We present a case of a 57-year-old asymptomatic Chinese lady with a two-month history of a solitary, pulsatile and painless swelling at the angle of the left mandible with unremarkable neurological and diagnostic nasal endoscopy examination findings. Magnetic resonance imaging of the neck revealed a 3 × 2 × 4 cm left carotid space mass splaying the internal and external carotid arteries with a working diagnosis of cervical schwannoma.
On the day of surgery, adequate blood products were arranged. Bilateral large bore intravenous cannulae and a 20-gauge radial intra-arterial line were inserted. She was intubated with a size-7 electromyogram endotracheal tube to facilitate recurrent laryngeal nerve monitoring. Bilateral cerebral oximeters were also used, anticipating potential carotid clamping, and the baseline regional cerebral tissue oxygen saturation (rSO2) values were recorded. A target controlled infusion of remifentanil was used for maintaining haemodynamic stability.
A trans-cervical approach was performed. A left-sided smooth lesion was found arising between the two ends of the sympathetic trunk, located between the internal carotid artery (ICA) and external carotid artery (ECA) anteromedially and the internal jugular vein (IJV) postero-laterally, and found arising from a nerve branch of the cervical sympathetic chain. The mass was carefully excised with preservation of the surrounding structures [Figure 1].
The intraoperative haemodynamics of the patient were maintained by keeping baseline mean arterial pressure and correcting the rS02 values if they dropped more than 20% from the baseline. The patient was subsequently extubated and transferred to the high-dependency unit for closer monitoring. Post-operatively, she developed left-sided anhidrosis and miosis but remained otherwise well. Histological results confirmed schwannoma with the presence of ganglion cells and nerve fibres.
Up to 45% of schwannomas occur in extra-cranial sites in the head and neck regions, with the lateral neck being most frequently involved. They present typically in adults of either gender between 20 and 50 years of age. Most schwannomas are asymptomatic and progress slowly, frequently arising from the glossopharyngeal, accessory or hypoglossal nerves and rarely, the vagus nerve.
Cervical sympathetic chain schwannomas (CSCS) confer a diagnostic conundrum due to their nonspecific clinical signs. The main features that distinguish a sympathetic chain tumour are its usual location and compression of adjacent vessels. CSCS commonly arise from the superior or middle ganglia of the cervical sympathetic chain C1-6, displacing the surrounding structures (ICA, ECA, IJV and vagus nerve) anterolaterally. Separation of the IJV and ICA, and cough produced on palpation of the mass suggest a vagal schwannoma. Radiological modalities are useful to delineate lesions from retro-styloid compartments of the para-pharyngeal space such as carotid body tumours or paragangliomas of the vagus nerve or carotid body. Unfortunately, the conclusive diagnosis is usually made after surgery with histological evaluation.

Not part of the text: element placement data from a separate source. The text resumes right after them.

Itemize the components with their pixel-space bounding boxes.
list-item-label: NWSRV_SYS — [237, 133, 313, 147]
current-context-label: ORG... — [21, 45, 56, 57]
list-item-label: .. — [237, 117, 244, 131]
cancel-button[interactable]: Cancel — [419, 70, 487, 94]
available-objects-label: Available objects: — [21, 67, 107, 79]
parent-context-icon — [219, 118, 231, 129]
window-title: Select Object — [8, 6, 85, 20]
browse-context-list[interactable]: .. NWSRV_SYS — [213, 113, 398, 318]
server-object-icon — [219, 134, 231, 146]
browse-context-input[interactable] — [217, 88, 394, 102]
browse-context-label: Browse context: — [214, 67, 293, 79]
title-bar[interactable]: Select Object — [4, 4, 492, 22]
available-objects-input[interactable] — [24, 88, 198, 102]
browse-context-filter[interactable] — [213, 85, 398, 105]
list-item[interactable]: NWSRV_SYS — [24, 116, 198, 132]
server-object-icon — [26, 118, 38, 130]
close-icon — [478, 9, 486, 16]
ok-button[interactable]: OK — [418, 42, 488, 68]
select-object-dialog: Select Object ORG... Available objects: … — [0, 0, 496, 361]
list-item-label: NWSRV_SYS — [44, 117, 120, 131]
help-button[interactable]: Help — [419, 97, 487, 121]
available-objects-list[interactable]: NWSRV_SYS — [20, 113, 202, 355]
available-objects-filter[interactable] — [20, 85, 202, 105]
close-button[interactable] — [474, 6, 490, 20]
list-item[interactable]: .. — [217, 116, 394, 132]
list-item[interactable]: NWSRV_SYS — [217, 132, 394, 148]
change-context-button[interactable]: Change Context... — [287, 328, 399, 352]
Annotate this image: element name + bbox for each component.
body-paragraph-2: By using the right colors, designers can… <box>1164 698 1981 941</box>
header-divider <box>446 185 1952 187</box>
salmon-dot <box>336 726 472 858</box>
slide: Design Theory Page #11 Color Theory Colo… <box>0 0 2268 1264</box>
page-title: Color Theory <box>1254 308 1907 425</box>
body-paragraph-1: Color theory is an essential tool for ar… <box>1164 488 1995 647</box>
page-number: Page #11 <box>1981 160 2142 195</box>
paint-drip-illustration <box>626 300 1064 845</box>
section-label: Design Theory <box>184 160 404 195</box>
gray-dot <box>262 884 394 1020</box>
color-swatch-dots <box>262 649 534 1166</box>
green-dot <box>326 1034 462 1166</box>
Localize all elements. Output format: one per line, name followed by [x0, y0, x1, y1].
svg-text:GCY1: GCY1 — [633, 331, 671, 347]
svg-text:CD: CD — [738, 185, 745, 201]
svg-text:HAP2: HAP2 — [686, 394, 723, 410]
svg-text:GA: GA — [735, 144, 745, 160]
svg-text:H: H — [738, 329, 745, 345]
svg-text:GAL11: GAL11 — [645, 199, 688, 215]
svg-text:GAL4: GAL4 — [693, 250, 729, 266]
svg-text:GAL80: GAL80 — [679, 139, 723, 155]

The anaesthetic management should include pre-operative multidisciplinary discussion to determine the most likely diagnosis. Intraoperative considerations include potential haemodynamic volatility from baroreceptor damage, carotid sinus manipulation or direct vagal stimulation, with literature describing severe bradycardia or cardiac arrest during manipulation of large vagal schwannomas. Carotid sinus manipulation can result in reflex bradycardia and hypotension whilst manipulation of carotid body masses and baroreceptor failure may lead to significant hypertension. There is also a risk of torrential bleeding due to vascular injury, potentially necessitating carotid artery clamping and the consequent risk of cerebral ischaemia.
A superficial cervical plexus block can be considered pre-induction as it provides reliable perioperative analgesia and reduced sympathetic stimulation without a significantly increased risk. Intraoperative monitoring of the vagus nerve requires avoidance of neuromuscular blocking agents and the use of a specialised tube. If the carotid artery is clamped intraoperatively, blood pressure should be raised transiently to improve the collateral contralateral circulation along with the institution of appropriate measures for cerebral protection.
Cranial nerve palsies and Horner’s syndrome can occur post-resection due to nerve damage or post-operative oedema. Other complications include Pourfour du Petit syndrome due to hyperstimulation of the cervical sympathetic chain and first-bite syndrome from the loss of parotid gland sympathetic innervation which manifests as jaw pain on mastication requiring specialised pain management.
In conclusion, managing a patient with a lateral neck mass can be challenging, and excision of the CSCS will require deliberate multidisciplinary perioperative planning to ensure the safe conduct of the surgery.
Declaration of patient consent
The authors certify that they have obtained all appropriate patient consent forms. In the form the patient(s) has/have given his/her/their consent for his/her/their images and other clinical information to be reported in the journal. The patients understand that their names and initials will not be published and due efforts will be made to conceal their identity, but anonymity cannot be guaranteed.